Tab 2: Type of Destination Vector and number of destination clones that have been generated, quality controlled and delivered along with accompanying information to the project partners of SMP-Protein.

Outlook
Remaining work will be carried out according to the project plan. All generated material will be made available as a public-domain resource via RZPD’s distribution channels.

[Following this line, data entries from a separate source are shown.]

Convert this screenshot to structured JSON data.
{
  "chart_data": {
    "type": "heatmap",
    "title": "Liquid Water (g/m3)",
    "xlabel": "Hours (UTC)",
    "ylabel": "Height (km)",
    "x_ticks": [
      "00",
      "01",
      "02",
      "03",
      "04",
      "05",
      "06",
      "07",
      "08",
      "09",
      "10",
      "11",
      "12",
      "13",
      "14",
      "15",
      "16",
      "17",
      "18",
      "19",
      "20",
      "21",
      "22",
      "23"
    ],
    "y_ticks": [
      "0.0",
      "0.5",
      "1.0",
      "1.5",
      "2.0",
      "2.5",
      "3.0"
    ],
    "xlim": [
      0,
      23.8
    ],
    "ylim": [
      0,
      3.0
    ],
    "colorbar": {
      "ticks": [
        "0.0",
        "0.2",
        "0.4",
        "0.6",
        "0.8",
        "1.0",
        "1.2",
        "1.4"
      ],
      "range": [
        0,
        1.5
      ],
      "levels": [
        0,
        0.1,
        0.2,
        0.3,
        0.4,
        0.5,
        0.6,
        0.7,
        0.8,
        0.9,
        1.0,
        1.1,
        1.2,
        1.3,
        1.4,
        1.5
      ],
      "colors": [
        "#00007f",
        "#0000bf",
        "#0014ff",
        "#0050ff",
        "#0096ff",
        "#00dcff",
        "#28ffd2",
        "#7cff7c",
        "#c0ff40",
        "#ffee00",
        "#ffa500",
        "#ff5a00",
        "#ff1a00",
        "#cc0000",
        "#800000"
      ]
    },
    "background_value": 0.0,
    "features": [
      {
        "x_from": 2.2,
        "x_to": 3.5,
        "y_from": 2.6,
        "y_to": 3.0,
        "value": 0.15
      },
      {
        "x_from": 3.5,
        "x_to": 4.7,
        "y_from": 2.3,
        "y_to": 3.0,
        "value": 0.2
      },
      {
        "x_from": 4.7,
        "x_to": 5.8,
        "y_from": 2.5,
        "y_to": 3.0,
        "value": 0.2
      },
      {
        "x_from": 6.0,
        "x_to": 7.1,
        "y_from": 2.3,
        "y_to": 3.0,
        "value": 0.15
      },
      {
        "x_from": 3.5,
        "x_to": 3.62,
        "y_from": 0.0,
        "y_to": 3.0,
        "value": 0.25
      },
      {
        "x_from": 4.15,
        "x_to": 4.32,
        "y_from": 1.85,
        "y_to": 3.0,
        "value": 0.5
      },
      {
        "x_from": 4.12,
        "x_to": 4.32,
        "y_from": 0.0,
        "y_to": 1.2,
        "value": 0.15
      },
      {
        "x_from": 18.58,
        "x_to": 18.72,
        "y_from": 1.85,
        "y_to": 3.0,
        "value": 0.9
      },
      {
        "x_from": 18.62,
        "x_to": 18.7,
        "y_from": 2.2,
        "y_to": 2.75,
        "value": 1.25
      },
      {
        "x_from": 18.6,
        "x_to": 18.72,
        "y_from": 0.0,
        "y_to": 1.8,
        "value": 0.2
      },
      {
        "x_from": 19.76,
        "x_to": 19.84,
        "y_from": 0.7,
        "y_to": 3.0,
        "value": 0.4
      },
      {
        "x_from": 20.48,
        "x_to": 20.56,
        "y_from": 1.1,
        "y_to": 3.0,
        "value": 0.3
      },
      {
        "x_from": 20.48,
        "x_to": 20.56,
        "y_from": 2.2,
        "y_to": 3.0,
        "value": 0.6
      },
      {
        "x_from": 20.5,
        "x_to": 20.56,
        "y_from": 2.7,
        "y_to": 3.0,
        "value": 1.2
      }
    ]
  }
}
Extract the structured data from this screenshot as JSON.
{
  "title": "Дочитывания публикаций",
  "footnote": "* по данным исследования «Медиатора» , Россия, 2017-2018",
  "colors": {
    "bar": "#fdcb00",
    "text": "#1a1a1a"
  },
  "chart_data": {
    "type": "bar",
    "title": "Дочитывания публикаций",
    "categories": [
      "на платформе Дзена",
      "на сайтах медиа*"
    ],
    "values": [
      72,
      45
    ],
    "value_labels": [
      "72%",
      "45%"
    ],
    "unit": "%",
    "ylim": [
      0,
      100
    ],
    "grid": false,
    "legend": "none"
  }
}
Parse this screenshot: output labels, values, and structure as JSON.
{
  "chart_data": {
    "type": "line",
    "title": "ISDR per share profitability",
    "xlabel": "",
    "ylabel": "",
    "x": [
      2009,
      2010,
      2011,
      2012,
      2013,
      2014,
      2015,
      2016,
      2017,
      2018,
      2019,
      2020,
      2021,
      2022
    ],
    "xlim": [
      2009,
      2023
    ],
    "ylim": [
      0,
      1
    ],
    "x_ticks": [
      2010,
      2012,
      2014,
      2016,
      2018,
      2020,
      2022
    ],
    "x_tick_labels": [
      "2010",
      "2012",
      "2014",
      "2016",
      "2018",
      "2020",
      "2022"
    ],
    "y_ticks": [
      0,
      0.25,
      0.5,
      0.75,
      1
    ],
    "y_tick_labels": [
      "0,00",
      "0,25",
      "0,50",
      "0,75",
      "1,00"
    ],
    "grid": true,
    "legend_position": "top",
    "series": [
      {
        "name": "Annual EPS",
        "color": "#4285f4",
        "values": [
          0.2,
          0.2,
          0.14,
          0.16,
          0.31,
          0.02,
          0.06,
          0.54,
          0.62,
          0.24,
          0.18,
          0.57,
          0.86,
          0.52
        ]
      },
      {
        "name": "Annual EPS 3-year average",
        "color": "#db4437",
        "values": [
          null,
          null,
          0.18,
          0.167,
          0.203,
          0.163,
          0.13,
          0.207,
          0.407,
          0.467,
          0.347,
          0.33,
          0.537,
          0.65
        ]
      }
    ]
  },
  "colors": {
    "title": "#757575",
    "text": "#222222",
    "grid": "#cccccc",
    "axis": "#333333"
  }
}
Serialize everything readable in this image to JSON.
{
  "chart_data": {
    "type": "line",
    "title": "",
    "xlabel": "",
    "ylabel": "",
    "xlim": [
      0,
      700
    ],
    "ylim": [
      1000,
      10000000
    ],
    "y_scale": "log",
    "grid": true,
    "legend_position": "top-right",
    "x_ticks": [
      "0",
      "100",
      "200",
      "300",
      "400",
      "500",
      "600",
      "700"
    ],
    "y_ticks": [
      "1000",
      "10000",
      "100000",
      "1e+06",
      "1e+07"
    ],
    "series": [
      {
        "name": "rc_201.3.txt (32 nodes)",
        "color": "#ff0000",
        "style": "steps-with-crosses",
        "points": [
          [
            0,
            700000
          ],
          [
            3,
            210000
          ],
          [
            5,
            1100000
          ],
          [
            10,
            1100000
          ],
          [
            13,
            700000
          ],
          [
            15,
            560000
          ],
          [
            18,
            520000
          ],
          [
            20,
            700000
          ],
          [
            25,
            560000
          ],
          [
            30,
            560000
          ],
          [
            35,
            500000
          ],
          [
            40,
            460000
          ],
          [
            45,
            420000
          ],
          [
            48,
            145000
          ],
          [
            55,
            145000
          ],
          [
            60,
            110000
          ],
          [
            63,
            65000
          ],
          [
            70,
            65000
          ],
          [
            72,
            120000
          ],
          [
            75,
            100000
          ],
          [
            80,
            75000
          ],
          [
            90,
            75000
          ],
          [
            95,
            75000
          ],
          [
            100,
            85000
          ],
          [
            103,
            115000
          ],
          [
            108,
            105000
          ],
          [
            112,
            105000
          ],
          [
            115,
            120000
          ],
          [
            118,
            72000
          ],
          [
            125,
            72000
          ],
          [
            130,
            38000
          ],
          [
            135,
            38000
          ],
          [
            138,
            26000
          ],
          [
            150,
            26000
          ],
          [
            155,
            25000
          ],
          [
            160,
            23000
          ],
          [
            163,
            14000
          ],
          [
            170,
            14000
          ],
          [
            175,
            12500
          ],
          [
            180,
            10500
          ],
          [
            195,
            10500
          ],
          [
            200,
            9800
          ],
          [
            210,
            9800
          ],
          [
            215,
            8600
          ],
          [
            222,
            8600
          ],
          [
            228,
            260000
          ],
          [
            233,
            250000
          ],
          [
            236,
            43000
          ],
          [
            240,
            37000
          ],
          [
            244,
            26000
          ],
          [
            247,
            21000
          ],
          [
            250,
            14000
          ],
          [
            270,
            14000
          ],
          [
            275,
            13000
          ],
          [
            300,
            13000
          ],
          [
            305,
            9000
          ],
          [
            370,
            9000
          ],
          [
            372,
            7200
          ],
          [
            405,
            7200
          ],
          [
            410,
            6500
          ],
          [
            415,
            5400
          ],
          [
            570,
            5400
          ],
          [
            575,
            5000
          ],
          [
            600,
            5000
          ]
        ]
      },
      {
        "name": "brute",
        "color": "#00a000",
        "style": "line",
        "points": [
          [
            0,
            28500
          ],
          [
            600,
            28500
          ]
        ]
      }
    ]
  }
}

Lit.: 1. Langlais, C., Schatten, R., Henze, S., Gernold, N., Scheuermann, T. Ebert; L., Maurer, J. and Korn, B. (2003), Funktionsbiologie benötigt Zugang zu rekombinanten Proteinen: Klonierung, Validierung und Expression, Trancript 3, 6. 2. Reboul J, Vaglio P, Rual JF, Lamesch P, Martinez M, Armstrong CM, Li S, Jacotot L, Bertin N, Janky R, Moore T, Hudson JR Jr, Hartley JL, Brasch MA, Vandenhaute J, Boulton S, Endress GA, Jenna S, Chevet E, Papasotiropoulos V, Tolias PP, Ptacek J, Snyder M, Huang R, Chance MR, Lee H, Doucette-Stamm L, Hill DE, Vidal M. (2003), C. elegans ORFeome version 1.1: experimental verification of the genome annotation and resource for proteome-scale protein expression. Nat Genet. 34, 35-41. 3. Wiemann, S., Weil, B., Wellenreuther, R., Gassenhuber, J., Glassl, S., Ansorge, W., Bocher, M., Blocker, H., Bauersachs, S., Blum, H., Lauber, J., Dusterhoft, A., Beyer, A., Kohrer, K., Strack, N., Mewes, H. W., Ottenwalder, B., Obermaier, B., Tampe, J., Heubner, D., Wambutt, R., Korn, B., Klein, M. and Poustka, A. (2001) Toward a catalog of human genes and proteins: sequencing and analysis of 500 novel complete protein coding human cDNAs, Genome Res. 11, 422.